Related areas of concern that we've had on the radar for awhile:
- The "all zeros is your default value" strategy forces an all-zero instance
into the class's value set, even if that doesn't make sense for the class. Many
candidate classes have no reasonable default at all, leading naturally to wish
for "null is your default value" (or other, more exotic, strategies involving
revisiting the idea that every type has a default value). We've provided
'P.ref' for those use sites that *need* null, but haven't provided a complete
story for value types that want it to be *their* default value, too.
- Non-atomic heap updates can be used to create new instances that arbitrary
combine previously-validated instances' fields. There is no guarantee that the
new combination of fields is semantically valid. Again, while there's precedent
for this with 'double' and 'long' (JLS 17.7), those are special cases that
don't generalize—any combination of double bit fields is *still a valid
double*. (This is usually described as "tearing", although JLS 17.6 has
something else in mind when it uses that word...) The language provides
'volatile' as a use-site opt-in to atomicity, and we've toyed with a
declaration-site opt-in as well. But object integrity being "off" by default
may not be ideal.
- Existing class types like LocalDate are both nullable and atomic. These are
useful properties to preserve during migration; nullability, in particular, is
essential for source compatibility. We've provided reference-default
declarations as a mechanism to make reference types (which have these
properties) the default, with 'P.val' as an opt-in to value types. But in doing
so we take away the many benefits of value types by default, and force new code
to work with the "bad name".
While we can provide enough knobs to accommodate all of these special cases,
we're left with a complex user model which asks class authors to make n
different choices they may not immediately grasp the consequences of, and class
users to keep 2^n different categories straight in their heads.

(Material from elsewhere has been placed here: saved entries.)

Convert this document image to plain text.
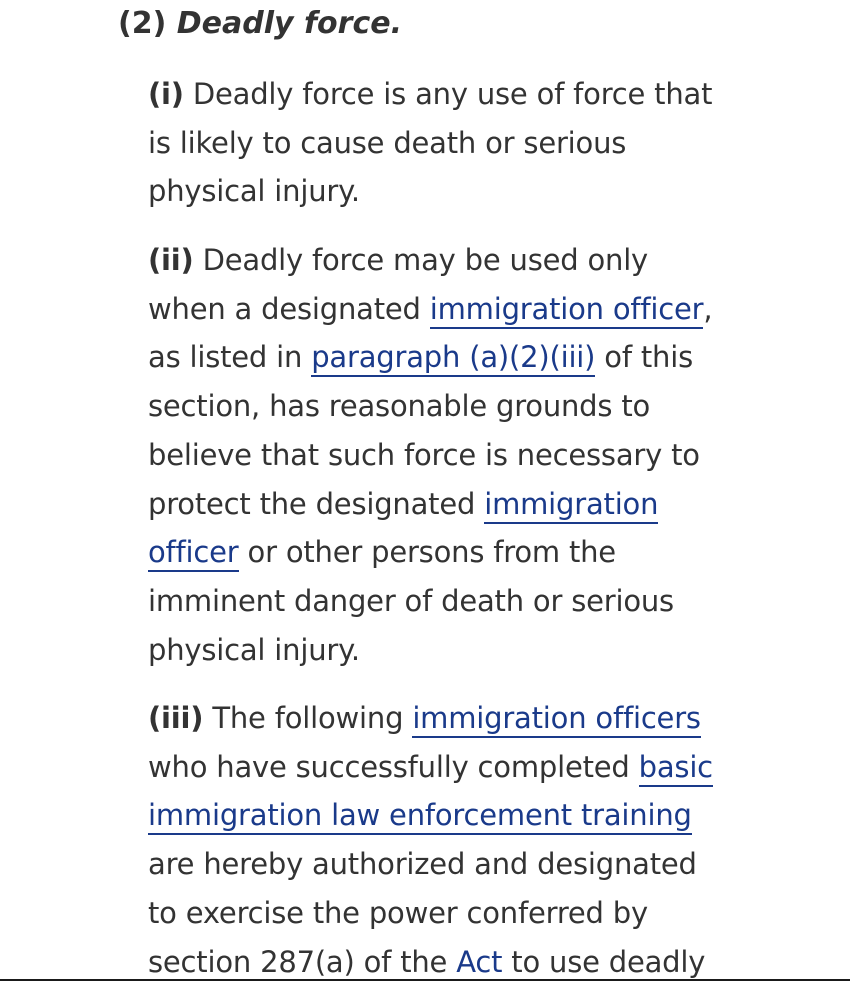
(2) Deadly force.
(i) Deadly force is any use of force that
is likely to cause death or serious
physical injury.
(ii) Deadly force may be used only
when a designated immigration officer,
as listed in paragraph (a)(2)(iii) of this
section, has reasonable grounds to
believe that such force is necessary to
protect the designated immigration
officer or other persons from the
imminent danger of death or serious
physical injury.
(iii) The following immigration officers
who have successfully completed basic
immigration law enforcement training
are hereby authorized and designated
to exercise the power conferred by
section 287(a) of the Act to use deadly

As an alternative, we've been exploring whether a simpler model is workable. It
is becoming clear that there are (at least) two clusters of uses for value
types. The "classic" value types are like numerics -- they'll happily accept
any combination of field values as a valid instance, and the zero value is a
sensible (often the best possible) default value. They make relatively little
use of encapsulation. These are the ones that best "work like an int." The
"encapsulated" value types are those that are more like typical aggregates
("codes like a class") -- their constructors do important validation work, and
only certain combinations of fields are allowed to represent valid instances.

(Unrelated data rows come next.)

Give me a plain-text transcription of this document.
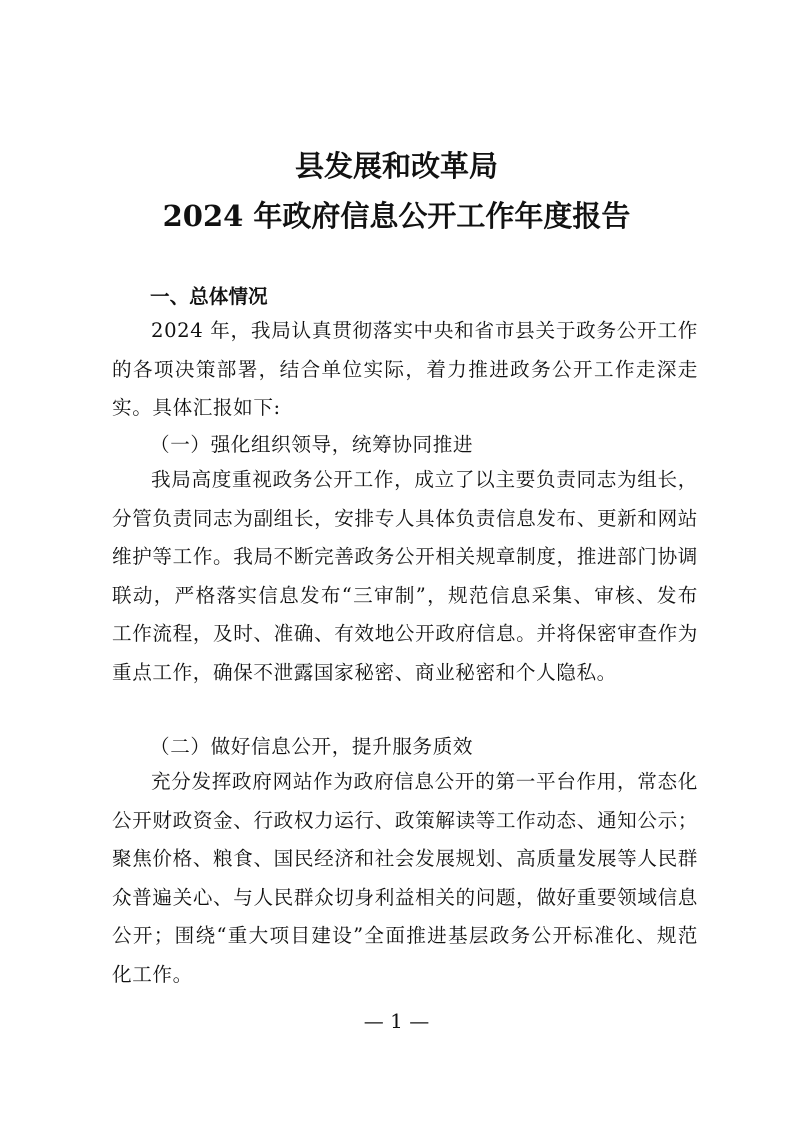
县发展和改革局
2024 年政府信息公开工作年度报告
一、总体情况
2024 年，我局认真贯彻落实中央和省市县关于政务公开工作的各项决策部署，结合单位实际，着力推进政务公开工作走深走实。具体汇报如下:
（一）强化组织领导，统筹协同推进
我局高度重视政务公开工作，成立了以主要负责同志为组长，分管负责同志为副组长，安排专人具体负责信息发布、更新和网站维护等工作。我局不断完善政务公开相关规章制度，推进部门协调联动，严格落实信息发布“三审制”，规范信息采集、审核、发布工作流程，及时、准确、有效地公开政府信息。并将保密审查作为重点工作，确保不泄露国家秘密、商业秘密和个人隐私。
（二）做好信息公开，提升服务质效
充分发挥政府网站作为政府信息公开的第一平台作用，常态化公开财政资金、行政权力运行、政策解读等工作动态、通知公示；聚焦价格、粮食、国民经济和社会发展规划、高质量发展等人民群众普遍关心、与人民群众切身利益相关的问题，做好重要领域信息公开；围绕“重大项目建设”全面推进基层政务公开标准化、规范化工作。
— 1 —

These are more likely to not have valid zero values (and hence want to be
nullable).
Some questions to consider for this approach:
- How do we group features into clusters so that they meet the sweet spot of
user expectations and use cases while minimizing complexity? Is two clusters
the right number? Is two already too many? (And what do we call them? What
keywords best convey the intended intuitions?)
- If there are knobs within the clusters, what are the right defaults? E.g.,
should atomicity be opt-in or opt-out?
- What are the performance costs (or, in the other direction, performance
gains) associated with each feature? For certain feature combinations, have we
canceled out the performance gains over identity classes (and at that point, is
that combination even worth supporting?)